In tale contesto, infatti, la responsabilità del rispetto dei requisiti igienico-sanitari dei prodotti va individuata all'interno della singola struttura aziendale, non essendo necessariamente richiesta la prova dell'esistenza di una apposita delega.
Nel dettaglio - si legge in proposito nel testo della decisione - la responsabilità del titolare dell’impresa, destinatario principale del precetto penale, deve essere ricostruita su basi diverse dalla mera presenza di una delega scritta, basi che devono essere ricercate esclusivamente nella norma che giustifica, ai sensi dell’articolo 43 del Codice penale, l’addebito della condotta anche a titolo colposo.
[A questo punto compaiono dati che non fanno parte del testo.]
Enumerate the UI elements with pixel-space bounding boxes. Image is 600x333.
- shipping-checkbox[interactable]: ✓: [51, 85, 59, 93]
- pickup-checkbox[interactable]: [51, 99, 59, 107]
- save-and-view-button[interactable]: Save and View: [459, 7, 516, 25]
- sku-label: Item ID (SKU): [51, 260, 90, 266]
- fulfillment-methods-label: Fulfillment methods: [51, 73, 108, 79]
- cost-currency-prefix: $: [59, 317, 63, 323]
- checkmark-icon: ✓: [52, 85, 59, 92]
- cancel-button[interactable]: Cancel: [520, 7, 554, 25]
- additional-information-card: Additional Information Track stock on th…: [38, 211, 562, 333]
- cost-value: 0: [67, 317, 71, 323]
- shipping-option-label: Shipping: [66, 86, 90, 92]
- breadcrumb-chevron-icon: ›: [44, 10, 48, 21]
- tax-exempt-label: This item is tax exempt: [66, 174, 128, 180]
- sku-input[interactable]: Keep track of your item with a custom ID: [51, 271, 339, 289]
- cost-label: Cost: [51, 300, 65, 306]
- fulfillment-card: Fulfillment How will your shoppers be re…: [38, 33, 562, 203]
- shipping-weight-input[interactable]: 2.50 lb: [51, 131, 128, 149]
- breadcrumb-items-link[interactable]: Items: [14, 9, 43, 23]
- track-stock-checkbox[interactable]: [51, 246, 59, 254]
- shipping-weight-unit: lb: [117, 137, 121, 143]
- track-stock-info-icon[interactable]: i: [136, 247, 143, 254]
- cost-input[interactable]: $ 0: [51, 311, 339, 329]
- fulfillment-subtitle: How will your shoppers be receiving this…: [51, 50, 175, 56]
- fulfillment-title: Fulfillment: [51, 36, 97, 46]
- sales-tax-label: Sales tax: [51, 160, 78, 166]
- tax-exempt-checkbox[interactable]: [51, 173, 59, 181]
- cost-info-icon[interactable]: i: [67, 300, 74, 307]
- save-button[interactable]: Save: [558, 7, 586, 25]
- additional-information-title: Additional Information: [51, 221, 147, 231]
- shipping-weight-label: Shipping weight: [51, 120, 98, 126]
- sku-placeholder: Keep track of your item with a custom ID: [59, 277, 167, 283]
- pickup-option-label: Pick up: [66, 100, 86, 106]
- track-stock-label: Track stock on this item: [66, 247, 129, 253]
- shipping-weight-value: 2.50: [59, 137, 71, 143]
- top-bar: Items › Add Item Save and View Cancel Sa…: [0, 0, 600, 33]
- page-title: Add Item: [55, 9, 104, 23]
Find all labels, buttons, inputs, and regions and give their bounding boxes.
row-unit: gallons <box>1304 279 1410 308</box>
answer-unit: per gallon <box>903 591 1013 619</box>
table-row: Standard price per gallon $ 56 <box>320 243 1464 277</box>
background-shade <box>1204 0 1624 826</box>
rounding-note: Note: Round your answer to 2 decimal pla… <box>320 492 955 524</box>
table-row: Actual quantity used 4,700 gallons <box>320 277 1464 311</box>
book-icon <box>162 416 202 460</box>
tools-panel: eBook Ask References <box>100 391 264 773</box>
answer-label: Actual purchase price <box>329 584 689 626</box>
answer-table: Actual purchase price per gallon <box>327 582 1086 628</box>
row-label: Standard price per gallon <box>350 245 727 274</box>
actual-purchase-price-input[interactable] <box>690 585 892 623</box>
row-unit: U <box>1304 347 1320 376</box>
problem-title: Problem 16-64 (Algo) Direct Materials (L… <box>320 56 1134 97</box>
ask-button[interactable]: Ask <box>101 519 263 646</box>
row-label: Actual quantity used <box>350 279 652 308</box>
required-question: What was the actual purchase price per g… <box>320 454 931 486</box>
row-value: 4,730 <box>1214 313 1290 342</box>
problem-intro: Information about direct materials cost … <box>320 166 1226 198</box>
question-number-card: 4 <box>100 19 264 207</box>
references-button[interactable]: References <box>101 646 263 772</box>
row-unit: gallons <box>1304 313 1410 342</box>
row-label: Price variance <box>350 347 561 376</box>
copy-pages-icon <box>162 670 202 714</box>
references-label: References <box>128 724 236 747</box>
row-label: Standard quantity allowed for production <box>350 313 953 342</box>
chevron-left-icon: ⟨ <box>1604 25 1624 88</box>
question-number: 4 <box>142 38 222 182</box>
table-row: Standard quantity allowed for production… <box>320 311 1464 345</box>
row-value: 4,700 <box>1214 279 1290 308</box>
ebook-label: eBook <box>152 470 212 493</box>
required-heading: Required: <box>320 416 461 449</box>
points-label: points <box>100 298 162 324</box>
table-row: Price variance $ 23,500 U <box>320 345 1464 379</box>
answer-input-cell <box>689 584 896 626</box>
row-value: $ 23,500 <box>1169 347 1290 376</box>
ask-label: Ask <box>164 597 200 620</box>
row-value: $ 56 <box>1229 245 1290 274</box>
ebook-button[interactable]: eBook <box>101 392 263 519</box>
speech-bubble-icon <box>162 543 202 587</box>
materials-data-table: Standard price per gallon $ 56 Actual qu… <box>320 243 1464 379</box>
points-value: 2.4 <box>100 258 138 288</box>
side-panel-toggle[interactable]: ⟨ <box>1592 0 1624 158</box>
Occorrerà, esemplificativamente, accertare che la dimensione dell’impresa non impedisca il monitoraggio del direttore del supermercato, la capacità ed idoneità tecnica di questi, la mancata conoscenza della negligenza o sopravvenuta inidoneità del direttore, che il fatto non derivi da cause strutturali dovute a omissioni di scelte generali di pertinenza esclusiva del titolare dell’impresa.
Tra queste ultime, vengono in particolare evidenziate l’omessa adozione di procedure di autocontrollo proposte dai manuali adottati in conformità dell’articolo 8 del Regolamento CE n. 852/2004 sull’igiene dei prodotti alimentari e prescritte, più in generale, anche dall’allegato II del Regolamento medesimo.